The Blessing of Accountability

“Now we ask you, brothers, to respect those who work hard among you, who are over you in the Lord and who admonish you. Hold them in the highest regard in love because of their work. Live in peace with each other” (1 Thessalonians 5:12-13).

Church leadership is hard work. Watching the flock requires constant attention. Searching for strays demands energy and endurance. Feeding the spiritual family means hours spent in preparation through prayer and study. Taking responsibility for souls can be a huge load to carry. Being out in front of the church means walking closely with God because you cannot lead people where you haven’t gone. Admonishing people requires thick skin to go along with a loving heart. And through it all, fostering a peaceful environment can be difficult.

Keeping peace is easy if by peace you mean just avoiding conflict. To maintain this brand of peace you turn the other way when someone is drifting away from the flock. You let go the strays since they might kick and run as you try to bring them back. You wash your hands of any responsibility for the stubborn in the waters of “that’s just the way she is, nothing we do is going to change her anyway.” You find it much easier to keep this kind of peace when you walk behind the flock with a shovel rather than walking in front with a staff. You dismiss admonishment as kind of an old-fashioned approach that just doesn’t work any more.

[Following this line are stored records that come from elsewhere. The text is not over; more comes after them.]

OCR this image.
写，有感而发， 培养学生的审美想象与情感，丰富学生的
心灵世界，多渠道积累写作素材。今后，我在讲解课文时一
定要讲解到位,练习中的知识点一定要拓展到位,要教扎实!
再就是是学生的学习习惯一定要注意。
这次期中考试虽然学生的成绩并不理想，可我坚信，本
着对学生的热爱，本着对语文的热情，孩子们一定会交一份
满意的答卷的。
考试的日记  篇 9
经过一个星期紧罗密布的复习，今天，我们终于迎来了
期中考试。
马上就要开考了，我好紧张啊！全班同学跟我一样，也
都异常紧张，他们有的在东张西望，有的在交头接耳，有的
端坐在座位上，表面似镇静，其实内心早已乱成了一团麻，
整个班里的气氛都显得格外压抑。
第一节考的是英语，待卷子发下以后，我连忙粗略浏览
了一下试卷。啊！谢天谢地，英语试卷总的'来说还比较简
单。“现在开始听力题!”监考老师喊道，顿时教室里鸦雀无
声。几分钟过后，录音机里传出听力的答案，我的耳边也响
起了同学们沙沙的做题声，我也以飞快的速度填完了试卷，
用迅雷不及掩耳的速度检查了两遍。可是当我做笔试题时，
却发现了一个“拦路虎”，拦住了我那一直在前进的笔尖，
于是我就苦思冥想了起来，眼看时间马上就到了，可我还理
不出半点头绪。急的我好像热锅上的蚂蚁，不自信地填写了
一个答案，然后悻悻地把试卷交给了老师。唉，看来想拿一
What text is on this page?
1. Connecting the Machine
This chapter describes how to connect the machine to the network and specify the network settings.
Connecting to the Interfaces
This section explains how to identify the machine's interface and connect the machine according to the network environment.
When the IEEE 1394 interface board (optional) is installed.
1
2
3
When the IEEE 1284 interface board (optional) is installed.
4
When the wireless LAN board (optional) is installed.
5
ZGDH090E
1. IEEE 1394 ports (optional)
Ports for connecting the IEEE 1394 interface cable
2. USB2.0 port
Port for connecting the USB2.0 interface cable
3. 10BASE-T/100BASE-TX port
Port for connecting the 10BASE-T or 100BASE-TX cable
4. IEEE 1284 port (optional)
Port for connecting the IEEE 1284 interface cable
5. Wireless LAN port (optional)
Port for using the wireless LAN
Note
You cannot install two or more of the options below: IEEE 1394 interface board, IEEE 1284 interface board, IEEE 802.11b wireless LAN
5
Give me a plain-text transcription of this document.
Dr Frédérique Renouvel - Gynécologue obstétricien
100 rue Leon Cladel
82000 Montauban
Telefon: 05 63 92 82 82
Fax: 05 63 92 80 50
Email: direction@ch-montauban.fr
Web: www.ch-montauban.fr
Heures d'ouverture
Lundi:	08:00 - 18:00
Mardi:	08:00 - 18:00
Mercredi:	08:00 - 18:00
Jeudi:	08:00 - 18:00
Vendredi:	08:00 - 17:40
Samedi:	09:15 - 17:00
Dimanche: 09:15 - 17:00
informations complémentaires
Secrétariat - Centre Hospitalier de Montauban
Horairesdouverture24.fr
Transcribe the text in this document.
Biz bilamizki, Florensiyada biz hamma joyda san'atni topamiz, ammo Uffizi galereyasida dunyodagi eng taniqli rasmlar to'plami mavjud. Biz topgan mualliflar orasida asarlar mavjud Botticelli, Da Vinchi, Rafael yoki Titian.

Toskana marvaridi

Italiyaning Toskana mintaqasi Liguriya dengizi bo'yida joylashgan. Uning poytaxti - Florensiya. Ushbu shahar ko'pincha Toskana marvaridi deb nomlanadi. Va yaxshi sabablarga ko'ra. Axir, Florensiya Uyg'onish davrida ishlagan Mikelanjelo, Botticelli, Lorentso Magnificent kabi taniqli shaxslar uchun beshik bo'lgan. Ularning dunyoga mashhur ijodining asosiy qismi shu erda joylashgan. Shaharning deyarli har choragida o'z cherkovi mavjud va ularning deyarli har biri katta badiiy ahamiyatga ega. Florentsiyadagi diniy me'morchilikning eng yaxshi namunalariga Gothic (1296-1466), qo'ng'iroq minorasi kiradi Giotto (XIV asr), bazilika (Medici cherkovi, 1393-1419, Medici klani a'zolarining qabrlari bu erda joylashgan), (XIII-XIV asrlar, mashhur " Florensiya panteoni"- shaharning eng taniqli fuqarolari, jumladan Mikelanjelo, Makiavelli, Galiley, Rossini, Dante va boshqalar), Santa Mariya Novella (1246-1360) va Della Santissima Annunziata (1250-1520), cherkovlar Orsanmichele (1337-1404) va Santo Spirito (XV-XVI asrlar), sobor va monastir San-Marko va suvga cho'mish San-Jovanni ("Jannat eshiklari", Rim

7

But peace, real peace, is so much more than the absence of conflict at any cost. The peace Paul calls the church to experience is in the context of a leadership devoted to watching, searching, feeding, leading, admonishing and taking responsibility. All this and peace, too? No question about it, church leadership is hard work.

While this passage reveals a lot about the difficulties of leadership, Paul’s primary purpose here is not to instruct leaders on how to lead. Instead, he is instructing the followers on how to follow. What is the responsibility of the church to their leaders? In a word, respect. Paul asks the followers to respect the work of their leaders.

How does a church show respect for the leadership? Maybe the best way to get started is to understand what hard work is involved in leading a church. Respect may well be the reaction when the hours required and the energy expended are calculated and understood. But there is more to it, I think. Respect may best be shown by following the leaders: remaining in the fold, grazing in the green pastures, listening to direction and instruction, paying attention to warnings, and living in peace. I do not know of a church leader who wouldn’t appreciate that kind of respect.

But the responsibility of followers goes beyond mere respect. It means loving the leaders. Look at how Eugene Peterson has rendered the beginning of verse 13 in The Message. “Overwhelm them with appreciation and love.” That raises the bar for followers.

So we might need to evaluate how we are doing as followers. Are we showing respect for church leaders? Are we giving them our wholehearted love? Remember, leading a church is hard work and accountability is a real blessing.